Is there a clear 'texture' and detail to their descriptions of their experience of these symptoms? You'll learn a lot by careful and detailed interviewing around their endorsed re-experiencing and avoidance symptoms. We also tend to forget that we are doing psychological evaluations. This means that a conversation about the meaning of the events (or deployment experiences) is crucial to understanding the nature of the psychopathology that may have developed (hypothetically) in relation to these events or experiences. There is a narrative element here. I see a lot of vets (who don't have PTSD but 'want' to be diagnosed with PTSD) coming in to clinic and simply 'citing traumas' and 'reciting symptoms (or symptom labels).' 'I was traumatized by my deployment to Iraq...I have night terrors, I'm anxious all the time...I have anxiety...I never sleep...I don't leave the house...I have PTSD from it' is the beginning of the interview process...not the end. It's not a process of I show up at a psychologist appointment and say (a) I have a history of potentially-traumatic events and (b) I can recite several labels for PTSD symptoms. It's a conversation. Get to know your client. Get a comprehensive understanding of their psychological history and other contributing factors to their current psychopathological symptoms (e.g., mood disorders, substance use disorders, extreme personality traits, overall adjustment/ maladjustment historically and now, etc.).
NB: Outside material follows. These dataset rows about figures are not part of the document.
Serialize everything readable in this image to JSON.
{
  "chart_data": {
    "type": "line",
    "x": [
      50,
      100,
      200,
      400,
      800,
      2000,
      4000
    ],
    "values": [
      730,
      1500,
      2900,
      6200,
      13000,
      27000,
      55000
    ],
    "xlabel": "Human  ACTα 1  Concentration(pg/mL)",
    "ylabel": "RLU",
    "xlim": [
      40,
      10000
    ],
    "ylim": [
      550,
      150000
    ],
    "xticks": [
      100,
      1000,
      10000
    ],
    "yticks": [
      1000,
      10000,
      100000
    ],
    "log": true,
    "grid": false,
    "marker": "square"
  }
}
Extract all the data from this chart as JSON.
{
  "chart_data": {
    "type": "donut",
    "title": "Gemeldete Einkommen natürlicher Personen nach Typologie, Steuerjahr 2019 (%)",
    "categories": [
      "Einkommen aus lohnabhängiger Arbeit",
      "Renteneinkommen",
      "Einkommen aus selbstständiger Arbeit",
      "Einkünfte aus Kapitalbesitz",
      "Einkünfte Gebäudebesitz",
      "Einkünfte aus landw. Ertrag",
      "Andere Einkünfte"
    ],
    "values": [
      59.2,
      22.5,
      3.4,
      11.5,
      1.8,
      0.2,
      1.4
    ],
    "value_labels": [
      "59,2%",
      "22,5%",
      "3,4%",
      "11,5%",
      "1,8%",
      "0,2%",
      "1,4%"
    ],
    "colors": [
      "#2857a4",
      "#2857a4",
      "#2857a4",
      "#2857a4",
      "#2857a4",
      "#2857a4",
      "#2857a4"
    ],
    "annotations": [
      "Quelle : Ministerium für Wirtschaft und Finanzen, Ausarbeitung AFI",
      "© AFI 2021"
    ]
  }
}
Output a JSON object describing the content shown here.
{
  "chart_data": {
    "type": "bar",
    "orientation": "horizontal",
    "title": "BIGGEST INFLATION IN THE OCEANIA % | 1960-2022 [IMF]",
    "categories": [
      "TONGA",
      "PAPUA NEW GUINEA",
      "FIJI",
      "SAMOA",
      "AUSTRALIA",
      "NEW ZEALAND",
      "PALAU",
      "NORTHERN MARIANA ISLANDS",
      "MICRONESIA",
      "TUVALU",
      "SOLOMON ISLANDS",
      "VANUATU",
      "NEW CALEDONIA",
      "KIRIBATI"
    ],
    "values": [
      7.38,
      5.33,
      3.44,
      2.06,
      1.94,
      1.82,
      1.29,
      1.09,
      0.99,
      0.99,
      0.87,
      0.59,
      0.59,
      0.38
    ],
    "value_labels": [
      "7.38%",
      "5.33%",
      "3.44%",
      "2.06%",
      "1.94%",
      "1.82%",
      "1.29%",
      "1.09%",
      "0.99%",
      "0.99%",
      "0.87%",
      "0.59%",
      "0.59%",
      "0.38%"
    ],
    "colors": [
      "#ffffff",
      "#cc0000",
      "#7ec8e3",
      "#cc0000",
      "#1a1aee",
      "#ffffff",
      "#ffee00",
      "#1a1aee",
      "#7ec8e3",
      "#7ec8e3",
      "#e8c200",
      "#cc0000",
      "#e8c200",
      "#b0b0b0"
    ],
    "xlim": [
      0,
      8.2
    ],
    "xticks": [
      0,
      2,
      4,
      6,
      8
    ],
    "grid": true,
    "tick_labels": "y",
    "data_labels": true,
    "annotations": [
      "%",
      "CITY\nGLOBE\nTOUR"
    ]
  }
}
The clinical picture will either make sense or not make sense and that takes time, data, and clinical hypothesis testing. Have them fill out some cognitive-behavioral self-monitoring forms where they write down disturbing events that occur in between appointments and their specific cognitive/emotional/behavioral responses to these events. What patterns emerge? There are lots of presentations these days of veterans who come in with all sorts of labels that imply that they're really suffering severe psychopathology but this may conflict with my observations of them or the history in their chart (or their occupational and interpersonal functioning). It helps to do psychological testing with the MMPI-2-RF or the PAI to get another source of data rather than the symptom self-report checklists like the PHQ/GAD-7/PCL which are almost universally elevated and practically useless in many cases.